Он прошёл в умывальную. Вода включилась от движения руки и пошла — тёплая, ровная, и Адриан знал, что она будет идти ровно четыре минуты, а потом остановится, потому что четыре минуты — это норма утреннего расхода для одного гражданина первой категории, и норму эту он не превышал никогда, даже когда хотелось. Он умылся, побрился старой механической бритвой — электрические выдавали расход энергии, а механическая не значилась ни в какой ведомости, и в этом была крошечная, тайная свобода, единственная, какую он себе позволял: бриться, не оставляя следа. В зеркале на него смотрел сухой, ещё не старый мужчина сорока семи лет. Тёмные, чуть тронутые сединой волосы, коротко стриженные, как стригли всех. Серые глаза без выражения. Лицо, на котором за последние двадцать лет не прибавилось почти ни одной новой морщины, — и Адриан, глядя на это лицо, иногда думал, что для морщин ведь нужно что-то чувствовать. Нужно смеяться, чтобы залегли морщинки у глаз. Нужно хмуриться, чтобы прорезалась складка между бровей. Нужно горевать, удивляться, бояться, любить — а он давно научился не делать ничего из этого, и лицо его за это благодарило, оставаясь гладким и молодым, как лицо человека, который не жил.
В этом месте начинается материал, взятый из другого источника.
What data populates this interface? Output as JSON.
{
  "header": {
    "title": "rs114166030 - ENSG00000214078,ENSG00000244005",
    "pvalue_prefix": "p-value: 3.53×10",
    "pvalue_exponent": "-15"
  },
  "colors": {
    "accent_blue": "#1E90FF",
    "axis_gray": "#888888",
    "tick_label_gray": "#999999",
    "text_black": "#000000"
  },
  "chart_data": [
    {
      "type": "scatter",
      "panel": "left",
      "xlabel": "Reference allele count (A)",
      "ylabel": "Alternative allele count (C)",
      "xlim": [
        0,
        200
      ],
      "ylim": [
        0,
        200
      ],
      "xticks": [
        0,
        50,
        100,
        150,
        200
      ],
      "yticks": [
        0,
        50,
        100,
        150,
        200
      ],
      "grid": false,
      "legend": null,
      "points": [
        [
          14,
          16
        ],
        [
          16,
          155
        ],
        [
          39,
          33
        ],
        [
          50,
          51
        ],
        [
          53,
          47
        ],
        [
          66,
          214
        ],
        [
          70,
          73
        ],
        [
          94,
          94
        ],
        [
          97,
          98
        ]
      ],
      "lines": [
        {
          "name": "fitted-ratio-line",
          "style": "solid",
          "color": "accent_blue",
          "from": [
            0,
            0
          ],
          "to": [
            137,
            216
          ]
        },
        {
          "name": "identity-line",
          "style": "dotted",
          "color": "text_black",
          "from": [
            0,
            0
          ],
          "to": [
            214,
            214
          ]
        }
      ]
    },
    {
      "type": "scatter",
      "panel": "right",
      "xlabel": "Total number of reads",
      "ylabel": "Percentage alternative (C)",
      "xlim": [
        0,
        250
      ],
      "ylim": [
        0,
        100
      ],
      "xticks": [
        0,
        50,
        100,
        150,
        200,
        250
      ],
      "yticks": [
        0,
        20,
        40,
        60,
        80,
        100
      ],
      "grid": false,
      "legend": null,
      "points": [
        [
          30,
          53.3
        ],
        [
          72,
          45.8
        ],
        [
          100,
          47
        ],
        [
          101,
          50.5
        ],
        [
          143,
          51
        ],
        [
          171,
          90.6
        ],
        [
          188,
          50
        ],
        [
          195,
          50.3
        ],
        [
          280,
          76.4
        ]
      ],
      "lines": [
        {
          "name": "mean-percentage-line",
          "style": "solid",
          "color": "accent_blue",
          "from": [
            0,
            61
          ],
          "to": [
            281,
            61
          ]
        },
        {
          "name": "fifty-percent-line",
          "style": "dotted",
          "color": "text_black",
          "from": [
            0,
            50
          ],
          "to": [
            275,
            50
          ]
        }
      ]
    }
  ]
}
Вода остановилась на четвёртой минуте, оборвавшись на полудвижении. Адриан вытерся, оделся в серое — серая рубашка, серый китель корректора с одной тонкой фиолетовой полосой на рукаве, означавшей первую категорию, серые брюки, серые ботинки. Вся одежда в Континууме была серой, с цветными метками статуса, и по цвету метки можно было прочесть человека быстрее, чем по лицу: фиолетовая полоса — корректор, синяя — учёт, красная — порядок, зелёная — производство, и так далее, целая азбука, которую все знали с детства. Цвет говорил, кто ты. Лицо не говорило ничего; лица в Континууме научились молчать.

Перед выходом он, как всегда, поднёс запястье к панели у двери. Это был ритуал, повторявшийся столько раз, что тело делало его само, без участия мысли: подойти, поднять руку, прижать запястье к холодной матовой пластине. Панель считала имплант — Адриан почувствовал короткое, чуть покалывающее тепло под кожей, — и на матовой поверхности высветились строки, бледно-зелёные, спокойные. Гражданин Кош Адриан. Категория первая. Занятость — подтверждена. Статус — активен. Отсчёт — не запущен. Те же слова, что светились у него под кожей, только развёрнутые, прописанные, официальные. Дверь мягко отошла в сторону. Государство, считав его и найдя в порядке, снова разрешило ему выйти.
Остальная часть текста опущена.